Filamentous chaperone protein-based hydrogel stabilizes enzymes against thermal inactivation

We report a filamentous chaperone-based protein hydrogel capable of stabilizing enzymes against thermal inactivation. The hydrogel backbone consists of a thermostable chaperone protein, the gamma-prefoldin (gamma PFD) from Methanocaldococcus jannaschii, which self-assembles into a fibrous structure. Specific coiled-coil interactions engineered into the wildtype gamma PFD trigger the formation of a cross-linked network of protein filaments. The structure of the filamentous chaperone is preserved through the designed coiled-coil interactions. The resulting hydrogel enables entrapped enzymes to retain greater activity after exposure to high temperatures, presumably by virtue of the inherent chaperone activity of the gamma PFD.

Automated summary

This study presents a filamentous chaperone-based protein hydrogel that can stabilize enzymes against thermal inactivation.
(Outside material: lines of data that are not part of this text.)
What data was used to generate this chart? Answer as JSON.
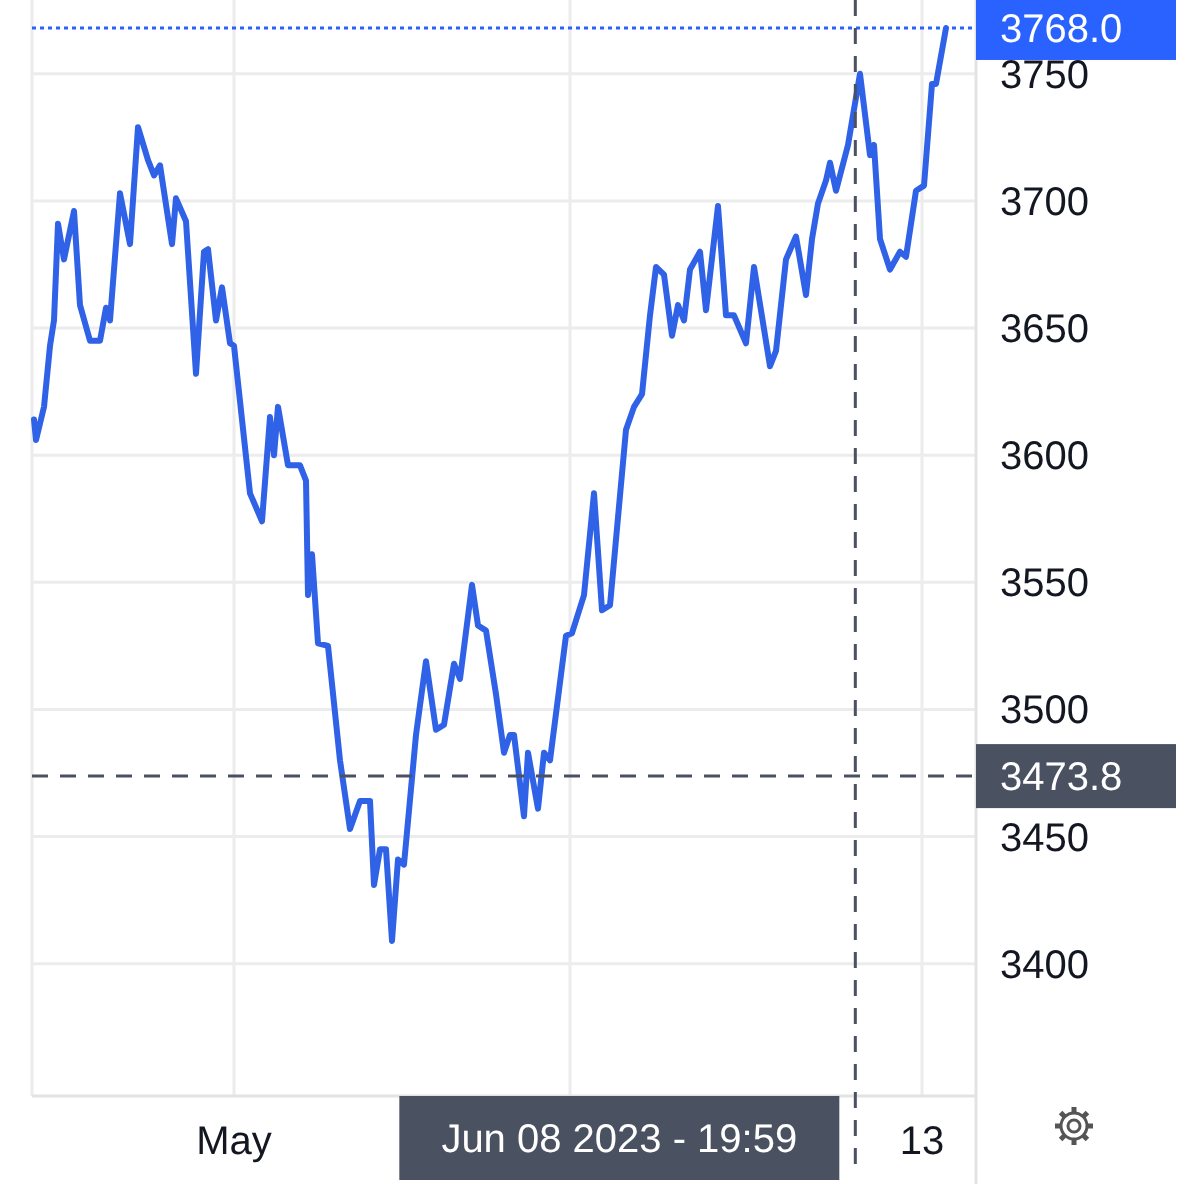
{
  "chart_data": {
    "type": "line",
    "x": [
      "2023-04-18T12:00",
      "2023-04-18T15:00",
      "2023-04-19T03:00",
      "2023-04-19T12:00",
      "2023-04-19T18:00",
      "2023-04-20T00:00",
      "2023-04-20T09:00",
      "2023-04-21T00:00",
      "2023-04-21T09:00",
      "2023-04-22T00:00",
      "2023-04-22T15:00",
      "2023-04-23T00:00",
      "2023-04-23T06:00",
      "2023-04-23T21:00",
      "2023-04-24T12:00",
      "2023-04-25T00:00",
      "2023-04-25T15:00",
      "2023-04-26T00:00",
      "2023-04-26T09:00",
      "2023-04-27T03:00",
      "2023-04-27T09:00",
      "2023-04-28T00:00",
      "2023-04-28T15:00",
      "2023-04-29T03:00",
      "2023-04-29T09:00",
      "2023-04-29T21:00",
      "2023-04-30T06:00",
      "2023-04-30T18:00",
      "2023-05-01T00:00",
      "2023-05-02T00:00",
      "2023-05-02T18:00",
      "2023-05-03T06:00",
      "2023-05-03T12:00",
      "2023-05-03T18:00",
      "2023-05-04T09:00",
      "2023-05-05T03:00",
      "2023-05-05T12:00",
      "2023-05-05T15:00",
      "2023-05-05T21:00",
      "2023-05-06T06:00",
      "2023-05-06T21:00",
      "2023-05-07T15:00",
      "2023-05-08T06:00",
      "2023-05-08T21:00",
      "2023-05-09T12:00",
      "2023-05-09T18:00",
      "2023-05-10T03:00",
      "2023-05-10T12:00",
      "2023-05-10T21:00",
      "2023-05-11T06:00",
      "2023-05-11T15:00",
      "2023-05-12T09:00",
      "2023-05-13T00:00",
      "2023-05-13T15:00",
      "2023-05-14T03:00",
      "2023-05-14T18:00",
      "2023-05-15T03:00",
      "2023-05-15T21:00",
      "2023-05-16T06:00",
      "2023-05-16T18:00",
      "2023-05-17T09:00",
      "2023-05-17T21:00",
      "2023-05-18T06:00",
      "2023-05-18T12:00",
      "2023-05-19T03:00",
      "2023-05-19T09:00",
      "2023-05-20T00:00",
      "2023-05-20T09:00",
      "2023-05-20T18:00",
      "2023-05-21T18:00",
      "2023-05-22T03:00",
      "2023-05-22T21:00",
      "2023-05-23T12:00",
      "2023-05-24T00:00",
      "2023-05-24T12:00",
      "2023-05-25T12:00",
      "2023-05-26T00:00",
      "2023-05-26T12:00",
      "2023-05-27T00:00",
      "2023-05-27T09:00",
      "2023-05-27T21:00",
      "2023-05-28T09:00",
      "2023-05-28T18:00",
      "2023-05-29T03:00",
      "2023-05-29T12:00",
      "2023-05-30T03:00",
      "2023-05-30T12:00",
      "2023-05-31T06:00",
      "2023-05-31T18:00",
      "2023-06-01T06:00",
      "2023-06-02T00:00",
      "2023-06-02T12:00",
      "2023-06-03T12:00",
      "2023-06-03T21:00",
      "2023-06-04T12:00",
      "2023-06-05T03:00",
      "2023-06-05T18:00",
      "2023-06-06T03:00",
      "2023-06-06T12:00",
      "2023-06-07T00:00",
      "2023-06-07T06:00",
      "2023-06-07T15:00",
      "2023-06-08T09:00",
      "2023-06-09T03:00",
      "2023-06-09T18:00",
      "2023-06-10T00:00",
      "2023-06-10T09:00",
      "2023-06-11T00:00",
      "2023-06-11T15:00",
      "2023-06-12T00:00",
      "2023-06-12T15:00",
      "2023-06-13T03:00",
      "2023-06-13T15:00",
      "2023-06-13T21:00",
      "2023-06-14T12:00"
    ],
    "series": [
      {
        "color": "#2f62e6",
        "values": [
          3614,
          3606,
          3619,
          3643,
          3653,
          3691,
          3677,
          3696,
          3659,
          3645,
          3645,
          3658,
          3653,
          3703,
          3683,
          3729,
          3716,
          3710,
          3714,
          3683,
          3701,
          3692,
          3632,
          3680,
          3681,
          3653,
          3666,
          3644,
          3643,
          3585,
          3574,
          3615,
          3600,
          3619,
          3596,
          3596,
          3590,
          3545,
          3561,
          3526,
          3525,
          3480,
          3453,
          3464,
          3464,
          3431,
          3445,
          3445,
          3409,
          3441,
          3439,
          3490,
          3519,
          3492,
          3494,
          3518,
          3512,
          3549,
          3533,
          3531,
          3506,
          3483,
          3490,
          3490,
          3458,
          3483,
          3461,
          3483,
          3480,
          3529,
          3530,
          3545,
          3585,
          3539,
          3541,
          3610,
          3619,
          3624,
          3655,
          3674,
          3671,
          3647,
          3659,
          3653,
          3673,
          3680,
          3657,
          3698,
          3655,
          3655,
          3644,
          3674,
          3635,
          3641,
          3677,
          3686,
          3663,
          3685,
          3699,
          3708,
          3715,
          3704,
          3722,
          3750,
          3718,
          3722,
          3685,
          3673,
          3680,
          3678,
          3704,
          3706,
          3746,
          3746,
          3768
        ]
      }
    ],
    "xlim": [
      "2023-04-18T09:00",
      "2023-06-16T09:00"
    ],
    "xticks": [
      {
        "value": "2023-05-01",
        "label": "May"
      },
      {
        "value": "2023-05-22",
        "label": null
      },
      {
        "value": "2023-06-13",
        "label": "13"
      }
    ],
    "ylim": [
      3348,
      3779
    ],
    "yticks": [
      3400,
      3450,
      3500,
      3550,
      3600,
      3650,
      3700,
      3750
    ],
    "grid": true,
    "line_style": "solid",
    "ref_lines": [
      {
        "axis": "y",
        "value": 3768.0,
        "label": "3768.0",
        "color": "#2962ff",
        "line_style": "dotted"
      },
      {
        "axis": "y",
        "value": 3473.8,
        "label": "3473.8",
        "color": "#4a5161",
        "line_style": "dashed"
      },
      {
        "axis": "x",
        "value": "2023-06-08T19:59",
        "label": "Jun 08 2023 - 19:59",
        "color": "#4a5161",
        "line_style": "dashed"
      }
    ]
  }
}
The hydrogel backbone is composed of a thermostable chaperone protein, gamma-prefoldin (gamma PFD), which self-assembles into a fibrous structure. Engineered specific coiled-coil interactions in the wildtype gamma PFD trigger the formation of a cross-linked network of protein filaments, preserving the structure of the filamentous chaperone and enabling entrapped enzymes to retain greater activity after exposure to high temperatures.